Machu Picchu |
Now all that being said, getting to Machu Picchu is expensive and a hassle.
In the old days, the Incas walked to Machu Picchu and that is one option today. You can walk the Inca trail. With my three kids in tow, we opted to take the train and the bus. So I will be talking about that route. If you want to walk the Inca trail, people ran into said it was amazing, but difficult and you need to book early.
So if you want to take the train, I highly recommend finding a private guide who can book the train, bus and entrance tickets for you. You can do it yourself, but I found that you don't save very much money, you do save yourself a big headache.
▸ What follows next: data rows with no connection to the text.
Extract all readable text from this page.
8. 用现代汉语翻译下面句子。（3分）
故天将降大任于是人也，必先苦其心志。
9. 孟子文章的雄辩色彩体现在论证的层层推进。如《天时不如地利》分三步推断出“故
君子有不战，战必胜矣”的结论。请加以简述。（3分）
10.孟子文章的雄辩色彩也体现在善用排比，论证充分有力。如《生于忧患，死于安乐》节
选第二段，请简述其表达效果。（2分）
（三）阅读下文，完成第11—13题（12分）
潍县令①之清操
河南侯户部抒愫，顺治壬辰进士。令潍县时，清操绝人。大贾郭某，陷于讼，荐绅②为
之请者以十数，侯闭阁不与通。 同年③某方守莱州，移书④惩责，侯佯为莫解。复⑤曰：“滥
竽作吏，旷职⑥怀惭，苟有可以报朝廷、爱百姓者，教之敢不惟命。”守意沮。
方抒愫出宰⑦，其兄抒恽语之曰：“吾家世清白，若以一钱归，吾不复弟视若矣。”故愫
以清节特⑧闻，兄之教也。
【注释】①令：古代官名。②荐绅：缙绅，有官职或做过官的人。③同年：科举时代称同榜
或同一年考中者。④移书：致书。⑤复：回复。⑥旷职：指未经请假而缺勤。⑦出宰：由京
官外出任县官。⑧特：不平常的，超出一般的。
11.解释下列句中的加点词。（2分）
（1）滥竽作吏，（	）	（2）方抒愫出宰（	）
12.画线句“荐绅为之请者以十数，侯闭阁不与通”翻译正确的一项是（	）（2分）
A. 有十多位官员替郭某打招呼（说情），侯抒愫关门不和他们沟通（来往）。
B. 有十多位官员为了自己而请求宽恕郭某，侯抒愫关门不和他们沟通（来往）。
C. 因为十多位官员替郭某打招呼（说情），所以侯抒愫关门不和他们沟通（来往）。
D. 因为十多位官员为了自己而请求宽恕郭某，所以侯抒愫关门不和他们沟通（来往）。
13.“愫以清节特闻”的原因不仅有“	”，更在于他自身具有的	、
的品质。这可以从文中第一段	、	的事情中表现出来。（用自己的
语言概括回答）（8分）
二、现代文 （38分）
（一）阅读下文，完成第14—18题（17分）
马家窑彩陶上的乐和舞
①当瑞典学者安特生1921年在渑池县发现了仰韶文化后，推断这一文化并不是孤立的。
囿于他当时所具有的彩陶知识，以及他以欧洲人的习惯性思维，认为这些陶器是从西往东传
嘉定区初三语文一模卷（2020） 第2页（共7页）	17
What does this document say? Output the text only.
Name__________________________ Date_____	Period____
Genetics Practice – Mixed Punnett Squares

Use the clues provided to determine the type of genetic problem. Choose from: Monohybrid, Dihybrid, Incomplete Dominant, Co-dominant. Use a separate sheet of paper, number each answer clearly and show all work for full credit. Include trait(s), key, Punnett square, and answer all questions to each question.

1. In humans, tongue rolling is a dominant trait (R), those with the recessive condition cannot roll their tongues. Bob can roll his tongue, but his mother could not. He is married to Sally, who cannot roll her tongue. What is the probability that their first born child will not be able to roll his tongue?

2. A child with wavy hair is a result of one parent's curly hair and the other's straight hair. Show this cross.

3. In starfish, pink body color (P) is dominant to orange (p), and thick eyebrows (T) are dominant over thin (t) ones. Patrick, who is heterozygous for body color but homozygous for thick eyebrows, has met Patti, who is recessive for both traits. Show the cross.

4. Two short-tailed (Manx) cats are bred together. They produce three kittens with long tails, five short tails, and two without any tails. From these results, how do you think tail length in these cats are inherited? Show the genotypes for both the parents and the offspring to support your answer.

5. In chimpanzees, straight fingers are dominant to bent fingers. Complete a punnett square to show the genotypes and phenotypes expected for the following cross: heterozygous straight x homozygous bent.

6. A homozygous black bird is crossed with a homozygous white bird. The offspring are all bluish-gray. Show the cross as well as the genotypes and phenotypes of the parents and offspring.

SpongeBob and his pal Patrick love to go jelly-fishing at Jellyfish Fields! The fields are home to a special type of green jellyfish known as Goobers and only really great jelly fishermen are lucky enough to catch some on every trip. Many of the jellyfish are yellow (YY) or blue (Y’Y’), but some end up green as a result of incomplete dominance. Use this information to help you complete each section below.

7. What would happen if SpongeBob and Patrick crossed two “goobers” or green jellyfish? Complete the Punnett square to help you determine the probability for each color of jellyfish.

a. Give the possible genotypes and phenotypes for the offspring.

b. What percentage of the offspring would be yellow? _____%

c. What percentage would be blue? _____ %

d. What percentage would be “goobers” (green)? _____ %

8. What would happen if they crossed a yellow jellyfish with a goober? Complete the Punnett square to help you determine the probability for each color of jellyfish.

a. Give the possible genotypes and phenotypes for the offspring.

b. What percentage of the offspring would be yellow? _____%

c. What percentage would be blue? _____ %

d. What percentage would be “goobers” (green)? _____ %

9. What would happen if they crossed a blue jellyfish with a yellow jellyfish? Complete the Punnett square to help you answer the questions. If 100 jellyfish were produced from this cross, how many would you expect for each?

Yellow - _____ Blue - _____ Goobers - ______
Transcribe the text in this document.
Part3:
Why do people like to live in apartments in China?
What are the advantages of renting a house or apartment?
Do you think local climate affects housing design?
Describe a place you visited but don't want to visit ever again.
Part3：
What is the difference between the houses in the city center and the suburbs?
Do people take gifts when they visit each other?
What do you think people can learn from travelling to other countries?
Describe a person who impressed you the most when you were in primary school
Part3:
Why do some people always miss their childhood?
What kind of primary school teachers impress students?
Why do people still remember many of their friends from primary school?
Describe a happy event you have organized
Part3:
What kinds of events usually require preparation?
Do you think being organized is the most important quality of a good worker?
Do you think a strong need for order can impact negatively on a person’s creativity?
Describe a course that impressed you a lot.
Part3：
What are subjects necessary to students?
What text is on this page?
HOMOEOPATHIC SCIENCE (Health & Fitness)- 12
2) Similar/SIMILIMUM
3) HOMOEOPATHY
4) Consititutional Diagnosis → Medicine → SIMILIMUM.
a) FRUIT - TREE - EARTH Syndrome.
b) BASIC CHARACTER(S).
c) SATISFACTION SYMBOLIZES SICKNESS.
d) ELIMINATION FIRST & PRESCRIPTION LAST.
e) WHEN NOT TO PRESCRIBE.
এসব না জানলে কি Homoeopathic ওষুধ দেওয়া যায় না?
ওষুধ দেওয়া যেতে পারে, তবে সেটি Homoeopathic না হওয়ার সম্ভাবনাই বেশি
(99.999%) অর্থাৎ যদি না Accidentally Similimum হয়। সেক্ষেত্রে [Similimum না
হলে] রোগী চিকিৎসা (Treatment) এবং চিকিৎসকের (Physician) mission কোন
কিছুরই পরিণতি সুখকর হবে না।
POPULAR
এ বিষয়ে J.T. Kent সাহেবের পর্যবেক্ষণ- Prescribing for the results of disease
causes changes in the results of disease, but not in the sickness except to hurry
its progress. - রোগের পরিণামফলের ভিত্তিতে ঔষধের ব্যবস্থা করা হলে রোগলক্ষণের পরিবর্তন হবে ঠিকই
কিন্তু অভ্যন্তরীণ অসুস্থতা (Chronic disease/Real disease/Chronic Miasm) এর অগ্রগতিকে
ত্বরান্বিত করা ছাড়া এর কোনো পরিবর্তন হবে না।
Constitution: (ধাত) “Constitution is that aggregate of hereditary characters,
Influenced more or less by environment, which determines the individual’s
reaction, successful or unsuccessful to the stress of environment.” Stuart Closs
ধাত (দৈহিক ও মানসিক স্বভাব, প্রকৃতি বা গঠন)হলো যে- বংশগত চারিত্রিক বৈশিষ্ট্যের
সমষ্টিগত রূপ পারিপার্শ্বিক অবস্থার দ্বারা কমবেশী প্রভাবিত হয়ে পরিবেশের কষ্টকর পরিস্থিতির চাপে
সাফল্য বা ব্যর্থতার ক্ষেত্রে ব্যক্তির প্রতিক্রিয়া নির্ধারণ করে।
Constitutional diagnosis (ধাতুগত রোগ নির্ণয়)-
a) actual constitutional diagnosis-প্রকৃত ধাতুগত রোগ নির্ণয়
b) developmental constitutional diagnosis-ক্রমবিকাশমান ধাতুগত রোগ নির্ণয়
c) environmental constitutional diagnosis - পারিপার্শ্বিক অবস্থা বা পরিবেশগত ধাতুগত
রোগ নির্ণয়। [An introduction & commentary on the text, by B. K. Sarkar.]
I will be posting my itinerary and all of my contacts for Peru in a separate post.
The train leaves from Poroy (near Cuzco) and takes 4 hours to get to Aguas Calientes or from Ollantaytambo and takes 2 hours to get to Aguas Calientes. We tacked on a 1 day tour of the Sacred Valley to the front side and had our private guide drop us off at the train station in Ollantaytambo.
Ollantaytambo is a beautiful old Inca town with an aqueduct water system running through it. It is definitely worth a walk around.
Aguas Caliente gets a bad rap in my opinion. Not that you would want to spend a lot of time in the town, but it's interesting. The train tracks run straight down the middle of the main street. In fact, there are no cars on the main street, just the train tracks. Just watching the garbage train go by was fascinating.
Train tracks right through the main street of Aguas Caliente |
Okay, here's where it gets interesting. The buses to Machu Picchu start running at 5:30am and take about 20 minutes to go up the hill. People start lining up for the bus at 3am so you can do the math, we (my husband and I and our guide; we left the kids in the hotel) got in line at 530am and the line was already at least a mile long. Our guide said it was the longest line she had ever seen, but I'm pretty sure the line is long everyday. Only 2500 people are allowed to our Machu Picchu per day. Most of them take the bus. So you get the picture. By the way, the reverse traffic happens around 1pm with people to leave Machu Picchu to get back to Aquas Caliente to catch the 5pm train back to Cuzco.
Crazy bus line at 6am |
My recommendation since we did it all wrong in my opinion is to do the trip backwards. Plan to spend 2 nights in Aquas Caliente....arrive by train to Aquas Caliente in the evening, spend the night, catch the 9am bus to Machu Picchu and then you can stay until the park closes and the last bus comes down the hill around 4pm, spend the night in Aquas Caliente and take a morning train to Cuzco. I know it's an extra hotel night, but you have more time at the park so you can a hike or just enjoy the park after the crowds depart in the afternoon and you don't have to deal with the horrible bus line.
By the way, we did not pay extra for the Vistadome train and we could enjoy the view from the train just fine. So if you want to save some money, this is a good place.
Besides logistics, our trip to Machu Picchu (train, bus, entrance tickets for 5 people, guide for the park, Aguas Calientes hotel for 1 night, taxi from Poroy train station to Cuzco) cost us $1465 for 2 adults and 3 kids. Not cheap!
I did book the hotel through booking.com so I got 10% back.